Study on the energy and damage characteristics of gas-containing coal under confining pressure unloading process

Abstract

Research on energy and damage evolution patterns of gas-containing coal under constricting pressure unloading conditions is urgently needed in the process of deep underground mining and is crucial for understanding the mechanisms underlying coal and gas composite rockburst occurrences. Prior reaching peak stress, cyclic loading and unloading experiments were carried out on gas-containing coal specimens under varied confining pressures and unloading circumstances. According to the experimental findings, gas pressure significantly degrades the mechanical characteristics of coal specimens, with a higher gas pressure causing worsening of the mechanical properties.

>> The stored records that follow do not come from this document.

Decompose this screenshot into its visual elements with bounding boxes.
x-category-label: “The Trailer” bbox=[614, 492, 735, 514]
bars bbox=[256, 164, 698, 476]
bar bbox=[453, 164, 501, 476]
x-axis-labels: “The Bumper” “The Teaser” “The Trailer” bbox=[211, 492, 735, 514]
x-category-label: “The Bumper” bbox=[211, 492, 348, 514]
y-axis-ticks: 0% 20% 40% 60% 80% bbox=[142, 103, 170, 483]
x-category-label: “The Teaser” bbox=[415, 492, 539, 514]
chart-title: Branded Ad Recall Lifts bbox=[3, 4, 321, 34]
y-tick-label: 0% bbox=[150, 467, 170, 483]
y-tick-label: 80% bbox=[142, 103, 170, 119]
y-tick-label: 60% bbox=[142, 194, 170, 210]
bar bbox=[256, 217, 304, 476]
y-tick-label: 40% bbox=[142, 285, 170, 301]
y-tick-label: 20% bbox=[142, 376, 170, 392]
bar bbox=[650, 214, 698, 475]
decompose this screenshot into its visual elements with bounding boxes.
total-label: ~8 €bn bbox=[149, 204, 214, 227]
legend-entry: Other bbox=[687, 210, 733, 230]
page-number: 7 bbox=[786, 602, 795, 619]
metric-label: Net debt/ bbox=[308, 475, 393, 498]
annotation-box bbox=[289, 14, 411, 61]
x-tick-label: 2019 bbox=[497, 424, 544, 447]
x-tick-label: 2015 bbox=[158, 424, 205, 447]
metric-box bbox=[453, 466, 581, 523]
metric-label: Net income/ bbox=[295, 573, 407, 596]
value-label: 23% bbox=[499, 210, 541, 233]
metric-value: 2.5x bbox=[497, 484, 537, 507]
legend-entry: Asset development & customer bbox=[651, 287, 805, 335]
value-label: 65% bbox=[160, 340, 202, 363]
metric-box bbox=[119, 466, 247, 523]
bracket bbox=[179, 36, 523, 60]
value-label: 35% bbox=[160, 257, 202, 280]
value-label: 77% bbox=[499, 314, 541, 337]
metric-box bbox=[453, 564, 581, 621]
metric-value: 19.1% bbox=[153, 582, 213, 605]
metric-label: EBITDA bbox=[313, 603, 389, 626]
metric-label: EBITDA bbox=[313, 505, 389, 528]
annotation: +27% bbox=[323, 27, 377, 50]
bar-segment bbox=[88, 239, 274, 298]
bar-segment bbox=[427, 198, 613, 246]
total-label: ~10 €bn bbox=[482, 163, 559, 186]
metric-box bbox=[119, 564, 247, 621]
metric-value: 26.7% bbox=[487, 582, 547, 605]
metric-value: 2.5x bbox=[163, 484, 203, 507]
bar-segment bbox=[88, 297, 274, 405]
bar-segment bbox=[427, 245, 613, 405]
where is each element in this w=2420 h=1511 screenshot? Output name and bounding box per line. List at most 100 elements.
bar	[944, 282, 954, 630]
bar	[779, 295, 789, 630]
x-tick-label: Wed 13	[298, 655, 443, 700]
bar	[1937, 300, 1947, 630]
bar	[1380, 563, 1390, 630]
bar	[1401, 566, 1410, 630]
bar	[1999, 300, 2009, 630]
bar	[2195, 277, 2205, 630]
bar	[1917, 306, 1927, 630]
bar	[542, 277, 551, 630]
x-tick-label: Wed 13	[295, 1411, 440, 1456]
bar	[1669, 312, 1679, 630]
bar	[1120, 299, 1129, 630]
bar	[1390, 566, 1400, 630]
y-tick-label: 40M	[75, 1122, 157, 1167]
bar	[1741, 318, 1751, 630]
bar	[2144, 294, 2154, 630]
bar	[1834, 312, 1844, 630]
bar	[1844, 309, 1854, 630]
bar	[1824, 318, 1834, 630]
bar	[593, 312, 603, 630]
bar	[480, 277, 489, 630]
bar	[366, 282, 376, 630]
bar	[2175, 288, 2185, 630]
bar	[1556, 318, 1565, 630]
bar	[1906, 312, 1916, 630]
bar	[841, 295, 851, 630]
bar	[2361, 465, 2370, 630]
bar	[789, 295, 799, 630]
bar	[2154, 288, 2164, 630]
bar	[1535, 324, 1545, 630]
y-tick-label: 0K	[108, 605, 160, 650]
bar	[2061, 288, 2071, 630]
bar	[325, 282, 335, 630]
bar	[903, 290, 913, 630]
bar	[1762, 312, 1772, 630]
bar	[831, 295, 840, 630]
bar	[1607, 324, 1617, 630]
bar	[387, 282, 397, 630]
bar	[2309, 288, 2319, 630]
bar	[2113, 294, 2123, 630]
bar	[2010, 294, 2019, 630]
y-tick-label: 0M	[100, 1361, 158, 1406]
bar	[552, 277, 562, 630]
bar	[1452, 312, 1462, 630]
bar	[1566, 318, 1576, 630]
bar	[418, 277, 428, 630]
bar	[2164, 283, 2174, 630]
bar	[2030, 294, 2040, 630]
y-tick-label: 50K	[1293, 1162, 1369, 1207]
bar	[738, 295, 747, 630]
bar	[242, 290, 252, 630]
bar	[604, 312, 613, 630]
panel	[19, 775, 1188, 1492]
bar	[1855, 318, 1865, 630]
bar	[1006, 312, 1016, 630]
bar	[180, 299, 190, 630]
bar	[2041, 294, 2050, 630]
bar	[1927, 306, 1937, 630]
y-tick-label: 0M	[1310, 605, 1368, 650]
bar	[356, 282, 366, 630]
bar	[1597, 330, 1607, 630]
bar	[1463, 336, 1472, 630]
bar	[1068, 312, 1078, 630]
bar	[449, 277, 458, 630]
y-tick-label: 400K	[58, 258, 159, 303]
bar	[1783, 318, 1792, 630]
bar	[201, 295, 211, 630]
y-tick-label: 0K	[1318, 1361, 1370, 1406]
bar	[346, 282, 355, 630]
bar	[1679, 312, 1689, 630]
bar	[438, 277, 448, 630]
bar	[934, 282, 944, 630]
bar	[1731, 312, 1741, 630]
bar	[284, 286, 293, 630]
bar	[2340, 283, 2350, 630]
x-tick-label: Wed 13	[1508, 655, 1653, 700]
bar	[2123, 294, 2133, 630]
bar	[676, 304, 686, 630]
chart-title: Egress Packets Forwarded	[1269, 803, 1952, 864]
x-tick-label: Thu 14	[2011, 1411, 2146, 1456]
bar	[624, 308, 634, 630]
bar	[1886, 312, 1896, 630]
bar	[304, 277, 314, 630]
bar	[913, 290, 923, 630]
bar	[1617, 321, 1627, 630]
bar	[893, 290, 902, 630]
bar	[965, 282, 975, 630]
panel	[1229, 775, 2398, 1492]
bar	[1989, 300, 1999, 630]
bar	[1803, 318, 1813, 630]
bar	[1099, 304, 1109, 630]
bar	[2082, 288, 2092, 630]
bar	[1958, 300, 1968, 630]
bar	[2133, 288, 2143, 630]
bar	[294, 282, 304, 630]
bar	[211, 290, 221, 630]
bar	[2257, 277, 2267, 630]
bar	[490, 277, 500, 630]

The degree of mechanical property deterioration in coal specimens caused by gas pressure steadily reduces as confining pressure rises, indicating that confining pressure has an inhibitory influence on the deterioration of mechanical characteristics brought on by gas. Additionally, the degradation of coal mechanical characteristics is a result of the unloading of confining pressures. The peak stress and elastic modulus of coal decrease as confining pressure unloading increases in magnitude. Prior to the peak stress, the capacity of coal to convert external work into elastic energy is mostly indicated by the compression storage energy coefficient, whereas the peak elastic energy predominantly denotes the upper bound of compressed storage elastic energy for coal. Based on the Weibull statistical damage theory and employing elastic energy as the distribution variable, a statistical damage model is proposed. Comparisons of coal damage evolution curves indicate that both the confining pressures unloading process and gas pressure exert a promoting effect on the damage evolution of coal.